Damals als Maria F. O. noch wünschen konnte, hatte sie Wünsche nur an sich selbst. Nicht an andere. Sie wollte etwas tun, um erfüllt zu sein. Ihr größter Wunsch, der gleichzeitig einem Mangel an Liebe entsprang: Dass sie einmal eine Fiktion Wirklichkeit werden lassen werde, indem sie sie aufschreibt, dabei jedes Detail erfindet, die Augenfarbe ihrer Protagonistin noch unklar, sie schwankte zwischen Braun und Blau, (nur dass es eine Frau sein wird, das wusste sie), aber eine andere Figur, dessen war sie sich sicher, würde grüne Augen haben.

Noch wusste sie auch die Größe des Mundes nicht zu benennen, wiewohl sie wollte, dass er geküsst werden wird und sei es, weil das Küssen zu beschreiben ihr eine so große Herausforderung schien, dass sie auch diese bestehen wollte.

Andere Figuren, denen ihre Protagonistin begegnet (und einer davon sollte ein Journalist sein), musste sie zudem erschaffen. Hinzu kam all das, was geschehen wird, als wäre es wahr. Es sollte ein Buch werden, in der eine Geschichte steht, die einen Anfang hat, eine Mitte und ein Ende. Aber, sie, Maria F. O., (wofür die Initialen stehen, weiß niemand), die diese Fiktion erschaffen wollte, kam nicht über den Anfang hinaus. Denn es ist eine Anmaßung, Wirklichkeit herstellen zu wollen, und hätte sie das Buch je geschrieben, sie wäre Gott gewesen, der diese Protagonistin ins Leben gebracht und eine Welt um sie herum geschaffen hätte, in der die Heldin, denn dass sie eine Heldin ist, steht außer Frage, zwangsläufig gescheitert wäre. Warum? Weil das Göttliche in ihr, in Maria F. O., melancholisch war.

Aber das ist lange her. Sie hatte aufgehört, in Wünschen zu denken. Denn sie hatte gelernt, dass das Wünschen nur Gegenwart kennt, keine Vergangenheit und keine Zukunft. Wünsche sind ausgefranstes Wollen, sind absplitternde Versprechen an niemanden und alle: weiß wie Schnee, rot wie Blut, schwarz wie Ebenholz und kaum geht der Wunsch in Erfüllung, ist da, wo vorher das Begehren war, ein Hohlraum, eine Leerstelle, die neu gefüllt werden will. Womit? Doch nicht etwa mit Neid, Intrige und Gewalt? Doch. Genau damit. Wurde eigentlich je versucht, die Befindlichkeit der Stiefmutter von Schneewittchen zu verstehen?

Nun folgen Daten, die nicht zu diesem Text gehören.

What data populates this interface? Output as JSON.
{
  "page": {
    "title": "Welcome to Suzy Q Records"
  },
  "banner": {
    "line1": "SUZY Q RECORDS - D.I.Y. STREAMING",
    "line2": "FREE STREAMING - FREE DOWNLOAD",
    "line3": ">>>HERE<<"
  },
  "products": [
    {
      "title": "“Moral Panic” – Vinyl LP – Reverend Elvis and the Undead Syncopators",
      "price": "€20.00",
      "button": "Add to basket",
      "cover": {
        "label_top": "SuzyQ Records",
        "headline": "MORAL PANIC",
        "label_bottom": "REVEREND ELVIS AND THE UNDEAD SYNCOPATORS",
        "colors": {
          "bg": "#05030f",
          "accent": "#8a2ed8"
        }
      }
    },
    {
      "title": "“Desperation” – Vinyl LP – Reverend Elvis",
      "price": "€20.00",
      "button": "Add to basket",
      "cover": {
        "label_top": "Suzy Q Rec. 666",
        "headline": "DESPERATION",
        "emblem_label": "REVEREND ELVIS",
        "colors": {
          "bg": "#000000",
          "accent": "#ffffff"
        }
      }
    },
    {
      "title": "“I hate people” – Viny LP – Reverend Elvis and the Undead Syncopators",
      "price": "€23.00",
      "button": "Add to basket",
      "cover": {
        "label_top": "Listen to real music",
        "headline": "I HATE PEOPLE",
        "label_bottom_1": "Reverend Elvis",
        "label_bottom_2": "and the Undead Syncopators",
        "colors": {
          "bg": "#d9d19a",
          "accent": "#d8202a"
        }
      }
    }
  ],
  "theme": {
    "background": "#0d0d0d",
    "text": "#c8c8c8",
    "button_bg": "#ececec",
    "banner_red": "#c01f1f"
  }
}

Ach, Wunsch. Es gibt kein anderes Wort, das es haargenau ersetzen könnte: Wollen. Verlangen. Streben. Sehnsucht. Anliegen. Bitte. Trügerische Hoffnung und Drang. Sie treffen nicht ganz. Und andere Worte, die sich in kleinen Nuancen von Begehren zu Zwang wandeln, Nuancen, so klein, dass es der Anstrengung bedarf, das Echo der Worte zu hören, kamen Maria F. O. noch in den Sinn und am Ende war der Wunsch ausgelöscht, weil er eine Forderung war. Es soll ein persischer Dichter gewesen sein, Qudsi Maschhadi sein Name, im 17. Jahrhundert hat er gelebt, der gesagt habe, dass es nicht gut sei, wenn ein Wunsch „sich vollendet“, denn danach würde das Blatt umgedreht.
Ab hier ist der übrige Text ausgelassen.